Now that we have created this ecosystem, we need to foster it so breakthroughs can happen. Hopefully we have something game-changing for premature babies. And elsewhere in Canada researchers are doing cutting-edge work with regenerative medicine to one day cure diabetes, for example. This work is happening right here in Canada, and we are leaders in the field. And so in order to maintain that success, we need investment. These successes are happening now. Stem cells used to be something that were grown in a petri dish. And now they are game-changing therapies with the potential to save lives.
Dr. Bernard Thébaud and researchers of the Thébaud lab.
Q: You mentioned the Stem Cell Network, which has supported your research since 2007 and has also provided funding for your clinical trial. Why is an organization like SCN important for your research and for the regenerative medicine community in Canada?
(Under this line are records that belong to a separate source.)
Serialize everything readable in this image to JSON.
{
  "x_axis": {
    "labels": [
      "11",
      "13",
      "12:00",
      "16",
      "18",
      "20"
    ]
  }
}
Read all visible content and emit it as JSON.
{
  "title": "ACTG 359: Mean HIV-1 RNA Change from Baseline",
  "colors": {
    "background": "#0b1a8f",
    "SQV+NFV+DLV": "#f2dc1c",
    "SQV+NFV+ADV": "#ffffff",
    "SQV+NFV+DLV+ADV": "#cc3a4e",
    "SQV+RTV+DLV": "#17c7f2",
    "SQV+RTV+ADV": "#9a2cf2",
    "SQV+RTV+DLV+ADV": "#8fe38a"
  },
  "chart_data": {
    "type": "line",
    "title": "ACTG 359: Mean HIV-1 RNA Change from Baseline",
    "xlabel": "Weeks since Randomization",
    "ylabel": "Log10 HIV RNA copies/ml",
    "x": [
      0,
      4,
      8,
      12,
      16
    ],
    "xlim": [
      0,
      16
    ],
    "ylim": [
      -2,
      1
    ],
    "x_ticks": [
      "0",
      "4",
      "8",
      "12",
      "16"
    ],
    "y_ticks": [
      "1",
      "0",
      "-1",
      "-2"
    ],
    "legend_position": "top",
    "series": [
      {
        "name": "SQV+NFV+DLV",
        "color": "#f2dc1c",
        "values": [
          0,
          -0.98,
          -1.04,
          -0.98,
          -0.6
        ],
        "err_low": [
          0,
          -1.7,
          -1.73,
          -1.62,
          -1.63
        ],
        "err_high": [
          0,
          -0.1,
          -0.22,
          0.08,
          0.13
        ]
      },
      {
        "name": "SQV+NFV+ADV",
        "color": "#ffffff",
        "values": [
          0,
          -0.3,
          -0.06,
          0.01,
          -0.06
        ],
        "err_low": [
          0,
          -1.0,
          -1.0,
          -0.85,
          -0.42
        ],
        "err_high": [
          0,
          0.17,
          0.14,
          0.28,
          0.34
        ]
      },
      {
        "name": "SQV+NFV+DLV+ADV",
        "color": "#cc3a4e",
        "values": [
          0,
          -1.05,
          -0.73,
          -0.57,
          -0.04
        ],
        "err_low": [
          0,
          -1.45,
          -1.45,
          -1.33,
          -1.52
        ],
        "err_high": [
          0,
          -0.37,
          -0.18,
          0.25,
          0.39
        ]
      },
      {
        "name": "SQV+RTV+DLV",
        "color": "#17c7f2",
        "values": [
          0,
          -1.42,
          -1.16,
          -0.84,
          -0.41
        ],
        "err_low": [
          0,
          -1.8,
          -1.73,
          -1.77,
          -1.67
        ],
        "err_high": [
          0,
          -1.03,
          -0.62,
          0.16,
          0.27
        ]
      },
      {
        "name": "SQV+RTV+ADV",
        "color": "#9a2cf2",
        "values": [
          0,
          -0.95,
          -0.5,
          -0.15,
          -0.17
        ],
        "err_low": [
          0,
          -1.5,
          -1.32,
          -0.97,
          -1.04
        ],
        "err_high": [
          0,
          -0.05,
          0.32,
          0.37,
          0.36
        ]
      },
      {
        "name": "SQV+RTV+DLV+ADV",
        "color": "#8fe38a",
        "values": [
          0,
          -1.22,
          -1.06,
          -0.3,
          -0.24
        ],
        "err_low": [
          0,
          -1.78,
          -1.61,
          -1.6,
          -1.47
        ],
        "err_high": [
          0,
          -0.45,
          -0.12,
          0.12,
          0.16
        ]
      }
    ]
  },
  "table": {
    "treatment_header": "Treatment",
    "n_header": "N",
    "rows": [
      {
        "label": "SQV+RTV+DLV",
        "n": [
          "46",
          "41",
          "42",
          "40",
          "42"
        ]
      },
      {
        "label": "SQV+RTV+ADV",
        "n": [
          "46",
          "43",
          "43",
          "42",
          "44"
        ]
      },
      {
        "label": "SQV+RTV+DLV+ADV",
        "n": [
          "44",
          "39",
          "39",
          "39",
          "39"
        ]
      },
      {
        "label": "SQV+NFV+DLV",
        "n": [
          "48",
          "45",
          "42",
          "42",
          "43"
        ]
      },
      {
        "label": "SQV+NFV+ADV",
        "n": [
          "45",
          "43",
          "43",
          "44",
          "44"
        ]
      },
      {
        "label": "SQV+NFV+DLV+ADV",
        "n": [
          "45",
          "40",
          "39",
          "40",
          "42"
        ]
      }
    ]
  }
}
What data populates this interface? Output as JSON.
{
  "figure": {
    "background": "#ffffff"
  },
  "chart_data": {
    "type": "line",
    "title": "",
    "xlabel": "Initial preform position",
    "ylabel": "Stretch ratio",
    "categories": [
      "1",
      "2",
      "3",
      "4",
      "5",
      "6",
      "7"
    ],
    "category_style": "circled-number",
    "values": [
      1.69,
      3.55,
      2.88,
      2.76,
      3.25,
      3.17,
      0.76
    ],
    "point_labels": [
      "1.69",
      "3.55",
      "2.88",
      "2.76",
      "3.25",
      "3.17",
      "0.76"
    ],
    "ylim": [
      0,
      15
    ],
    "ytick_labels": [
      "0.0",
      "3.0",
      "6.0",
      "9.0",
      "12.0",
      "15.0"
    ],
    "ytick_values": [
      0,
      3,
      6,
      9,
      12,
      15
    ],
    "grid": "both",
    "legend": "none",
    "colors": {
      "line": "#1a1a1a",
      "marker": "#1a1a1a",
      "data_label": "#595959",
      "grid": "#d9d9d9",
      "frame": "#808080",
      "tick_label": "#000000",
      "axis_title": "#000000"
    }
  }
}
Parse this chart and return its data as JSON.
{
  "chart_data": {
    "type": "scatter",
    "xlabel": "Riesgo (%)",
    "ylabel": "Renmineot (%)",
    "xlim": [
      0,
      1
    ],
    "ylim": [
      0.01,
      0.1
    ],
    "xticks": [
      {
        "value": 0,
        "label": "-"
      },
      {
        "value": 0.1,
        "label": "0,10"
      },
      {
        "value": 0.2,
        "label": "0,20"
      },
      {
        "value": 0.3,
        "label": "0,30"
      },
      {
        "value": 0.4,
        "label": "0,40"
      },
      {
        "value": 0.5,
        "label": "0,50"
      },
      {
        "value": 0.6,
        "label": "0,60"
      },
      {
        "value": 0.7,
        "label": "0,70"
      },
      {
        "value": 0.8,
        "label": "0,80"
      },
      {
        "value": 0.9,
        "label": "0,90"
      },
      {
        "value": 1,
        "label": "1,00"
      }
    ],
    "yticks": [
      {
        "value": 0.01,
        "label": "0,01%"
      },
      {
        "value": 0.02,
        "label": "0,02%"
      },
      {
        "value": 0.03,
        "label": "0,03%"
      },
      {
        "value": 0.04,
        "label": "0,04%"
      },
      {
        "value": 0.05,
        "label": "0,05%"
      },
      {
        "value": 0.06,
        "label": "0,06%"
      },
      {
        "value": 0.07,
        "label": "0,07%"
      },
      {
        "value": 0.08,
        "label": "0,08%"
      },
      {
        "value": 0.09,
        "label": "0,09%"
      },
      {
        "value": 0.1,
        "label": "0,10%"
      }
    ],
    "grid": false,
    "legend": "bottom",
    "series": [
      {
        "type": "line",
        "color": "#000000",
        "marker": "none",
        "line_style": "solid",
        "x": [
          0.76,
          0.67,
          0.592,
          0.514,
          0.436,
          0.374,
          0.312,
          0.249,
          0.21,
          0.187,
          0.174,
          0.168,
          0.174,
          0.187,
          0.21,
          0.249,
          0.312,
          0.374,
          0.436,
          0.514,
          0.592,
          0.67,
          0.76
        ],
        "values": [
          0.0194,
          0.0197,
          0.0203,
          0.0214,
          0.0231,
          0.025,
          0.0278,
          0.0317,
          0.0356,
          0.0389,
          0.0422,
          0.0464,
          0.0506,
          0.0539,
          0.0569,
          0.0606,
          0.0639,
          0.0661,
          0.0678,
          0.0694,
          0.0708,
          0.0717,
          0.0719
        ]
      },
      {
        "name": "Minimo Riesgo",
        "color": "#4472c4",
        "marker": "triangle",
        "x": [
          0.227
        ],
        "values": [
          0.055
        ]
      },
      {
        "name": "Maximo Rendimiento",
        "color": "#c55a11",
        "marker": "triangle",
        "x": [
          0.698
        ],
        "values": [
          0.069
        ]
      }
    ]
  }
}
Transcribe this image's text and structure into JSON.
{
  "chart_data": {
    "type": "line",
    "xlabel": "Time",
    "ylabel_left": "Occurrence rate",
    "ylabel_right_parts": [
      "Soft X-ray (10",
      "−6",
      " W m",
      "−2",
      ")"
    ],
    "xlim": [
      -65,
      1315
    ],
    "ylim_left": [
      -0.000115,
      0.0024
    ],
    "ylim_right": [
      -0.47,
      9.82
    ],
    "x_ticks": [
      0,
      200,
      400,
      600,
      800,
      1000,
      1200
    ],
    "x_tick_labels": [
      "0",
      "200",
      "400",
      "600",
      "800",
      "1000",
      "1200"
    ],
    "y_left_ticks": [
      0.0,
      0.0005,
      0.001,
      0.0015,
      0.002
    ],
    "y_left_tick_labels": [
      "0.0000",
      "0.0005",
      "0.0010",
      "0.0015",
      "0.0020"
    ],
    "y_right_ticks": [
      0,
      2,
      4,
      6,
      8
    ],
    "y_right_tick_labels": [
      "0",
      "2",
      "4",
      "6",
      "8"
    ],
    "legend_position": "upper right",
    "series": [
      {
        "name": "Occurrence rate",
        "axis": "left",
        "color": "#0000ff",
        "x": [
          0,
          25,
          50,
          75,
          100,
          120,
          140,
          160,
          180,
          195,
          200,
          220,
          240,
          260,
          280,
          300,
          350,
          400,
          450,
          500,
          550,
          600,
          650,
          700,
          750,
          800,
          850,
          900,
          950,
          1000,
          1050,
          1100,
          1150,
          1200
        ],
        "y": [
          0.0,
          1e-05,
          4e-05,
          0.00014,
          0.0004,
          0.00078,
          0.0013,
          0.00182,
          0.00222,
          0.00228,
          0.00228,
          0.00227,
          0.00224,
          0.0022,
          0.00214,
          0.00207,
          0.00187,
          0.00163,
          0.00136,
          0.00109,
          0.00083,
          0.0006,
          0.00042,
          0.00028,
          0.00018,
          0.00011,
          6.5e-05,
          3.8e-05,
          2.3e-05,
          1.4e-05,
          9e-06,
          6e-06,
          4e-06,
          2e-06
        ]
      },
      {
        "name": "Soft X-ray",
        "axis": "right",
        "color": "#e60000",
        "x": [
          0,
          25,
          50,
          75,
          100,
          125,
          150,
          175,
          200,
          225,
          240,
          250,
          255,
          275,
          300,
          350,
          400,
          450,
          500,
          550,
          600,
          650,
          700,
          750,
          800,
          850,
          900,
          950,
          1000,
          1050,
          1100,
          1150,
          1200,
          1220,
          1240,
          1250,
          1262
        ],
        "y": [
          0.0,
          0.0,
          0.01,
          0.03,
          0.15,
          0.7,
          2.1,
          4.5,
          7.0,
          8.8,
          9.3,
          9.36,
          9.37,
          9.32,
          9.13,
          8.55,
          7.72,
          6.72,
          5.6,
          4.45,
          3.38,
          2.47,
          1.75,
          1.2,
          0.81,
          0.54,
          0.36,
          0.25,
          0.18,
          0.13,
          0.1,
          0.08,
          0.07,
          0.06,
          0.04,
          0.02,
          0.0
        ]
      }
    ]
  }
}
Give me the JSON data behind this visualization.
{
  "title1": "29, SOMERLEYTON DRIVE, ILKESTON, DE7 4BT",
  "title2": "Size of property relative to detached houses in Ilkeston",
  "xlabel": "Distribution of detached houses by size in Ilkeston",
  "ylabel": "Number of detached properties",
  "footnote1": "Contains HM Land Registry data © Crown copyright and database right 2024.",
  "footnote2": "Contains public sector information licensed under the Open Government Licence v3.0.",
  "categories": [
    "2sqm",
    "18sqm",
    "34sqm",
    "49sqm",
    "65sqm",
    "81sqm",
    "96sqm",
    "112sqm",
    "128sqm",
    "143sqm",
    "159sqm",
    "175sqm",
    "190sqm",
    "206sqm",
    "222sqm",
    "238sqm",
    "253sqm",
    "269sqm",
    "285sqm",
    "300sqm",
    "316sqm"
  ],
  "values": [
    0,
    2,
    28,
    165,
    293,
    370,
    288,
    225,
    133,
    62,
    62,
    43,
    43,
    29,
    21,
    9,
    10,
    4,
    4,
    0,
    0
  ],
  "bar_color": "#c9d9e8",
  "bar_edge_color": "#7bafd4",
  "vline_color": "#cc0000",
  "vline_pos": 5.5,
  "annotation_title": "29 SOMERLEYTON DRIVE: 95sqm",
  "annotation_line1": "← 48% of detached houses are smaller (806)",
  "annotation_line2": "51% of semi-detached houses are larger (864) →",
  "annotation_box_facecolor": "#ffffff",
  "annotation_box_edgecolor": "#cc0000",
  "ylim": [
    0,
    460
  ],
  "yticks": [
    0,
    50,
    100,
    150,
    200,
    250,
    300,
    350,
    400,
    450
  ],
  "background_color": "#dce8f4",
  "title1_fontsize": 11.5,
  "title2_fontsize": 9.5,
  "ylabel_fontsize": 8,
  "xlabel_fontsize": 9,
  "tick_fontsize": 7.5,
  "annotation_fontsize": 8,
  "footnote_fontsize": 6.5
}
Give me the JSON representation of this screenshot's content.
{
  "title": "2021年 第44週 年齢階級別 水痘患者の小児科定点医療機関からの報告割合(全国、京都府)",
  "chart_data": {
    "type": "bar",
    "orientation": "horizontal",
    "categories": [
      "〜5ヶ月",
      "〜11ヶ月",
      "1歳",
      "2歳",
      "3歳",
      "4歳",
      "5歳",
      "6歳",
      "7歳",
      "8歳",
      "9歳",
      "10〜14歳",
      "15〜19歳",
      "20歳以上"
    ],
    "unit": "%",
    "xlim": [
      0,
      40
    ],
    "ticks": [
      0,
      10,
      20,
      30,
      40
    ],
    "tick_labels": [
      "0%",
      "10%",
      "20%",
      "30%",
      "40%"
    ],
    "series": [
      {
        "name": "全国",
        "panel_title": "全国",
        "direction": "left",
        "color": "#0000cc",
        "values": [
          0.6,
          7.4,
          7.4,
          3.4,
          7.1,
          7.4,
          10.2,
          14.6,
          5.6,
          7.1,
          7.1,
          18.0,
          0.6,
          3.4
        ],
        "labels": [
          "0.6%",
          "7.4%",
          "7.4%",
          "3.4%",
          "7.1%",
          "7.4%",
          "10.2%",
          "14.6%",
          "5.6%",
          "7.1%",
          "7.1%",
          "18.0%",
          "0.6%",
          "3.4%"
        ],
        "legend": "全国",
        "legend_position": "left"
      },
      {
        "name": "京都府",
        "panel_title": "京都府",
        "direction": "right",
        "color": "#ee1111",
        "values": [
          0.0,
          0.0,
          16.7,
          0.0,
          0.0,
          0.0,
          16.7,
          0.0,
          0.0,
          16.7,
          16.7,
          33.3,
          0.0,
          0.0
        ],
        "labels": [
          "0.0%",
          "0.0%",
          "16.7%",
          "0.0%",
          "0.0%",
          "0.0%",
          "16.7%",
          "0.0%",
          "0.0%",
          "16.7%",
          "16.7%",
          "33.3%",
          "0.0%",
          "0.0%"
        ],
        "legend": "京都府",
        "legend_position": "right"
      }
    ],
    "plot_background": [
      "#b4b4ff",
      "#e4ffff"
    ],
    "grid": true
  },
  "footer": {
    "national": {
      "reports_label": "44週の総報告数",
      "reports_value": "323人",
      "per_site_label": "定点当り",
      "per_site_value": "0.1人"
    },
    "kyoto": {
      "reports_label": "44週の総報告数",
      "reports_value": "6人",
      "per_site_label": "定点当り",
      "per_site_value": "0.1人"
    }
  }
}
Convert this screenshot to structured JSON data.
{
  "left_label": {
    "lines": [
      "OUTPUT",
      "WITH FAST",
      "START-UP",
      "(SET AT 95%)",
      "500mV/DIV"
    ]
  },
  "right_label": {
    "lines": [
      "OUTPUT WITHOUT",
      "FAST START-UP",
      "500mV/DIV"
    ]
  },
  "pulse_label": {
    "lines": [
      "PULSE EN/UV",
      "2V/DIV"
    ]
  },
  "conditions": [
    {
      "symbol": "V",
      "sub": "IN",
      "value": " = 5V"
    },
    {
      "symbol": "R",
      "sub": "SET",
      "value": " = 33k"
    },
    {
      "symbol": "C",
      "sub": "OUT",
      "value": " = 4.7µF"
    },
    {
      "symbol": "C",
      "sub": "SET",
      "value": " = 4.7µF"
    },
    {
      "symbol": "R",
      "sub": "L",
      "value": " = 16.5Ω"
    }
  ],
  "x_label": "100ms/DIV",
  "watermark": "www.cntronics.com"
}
A: Dr. Bernard Thébaud: The Stem Cell Network is punching way above its weight. It’s unique in Canada, and unique in the world because they are a true network where researchers, clinicians, and industry professionals meet, exchange knowledge and collaborate in order to have stem cell therapies reach their full potential. SCN offers grants to test very rudimentary ideas right from the beginning, all the way up to clinical trials. And this is unique because sometimes when it comes to actually achieving the translation from the lab to the patient – often called “the valley of death” – this research is not very innovative or exciting, but it is absolutely critical. SCN also offers training for next-generation talent and opportunities for new scientists to get the best possible hands-on experience right here in Canada. SCN is truly a critical part of the regenerative medicine ecosystem.
Dr. Bernard Thébaud is a neonatologist at The Ottawa Hospital and CHEO and senior scientist at the Ottawa Hospital Research Institute and CHEO Research Institute, Professor at the University of Ottawa, and an SCN-funded investigator.
Published September 2023, updated January 2024.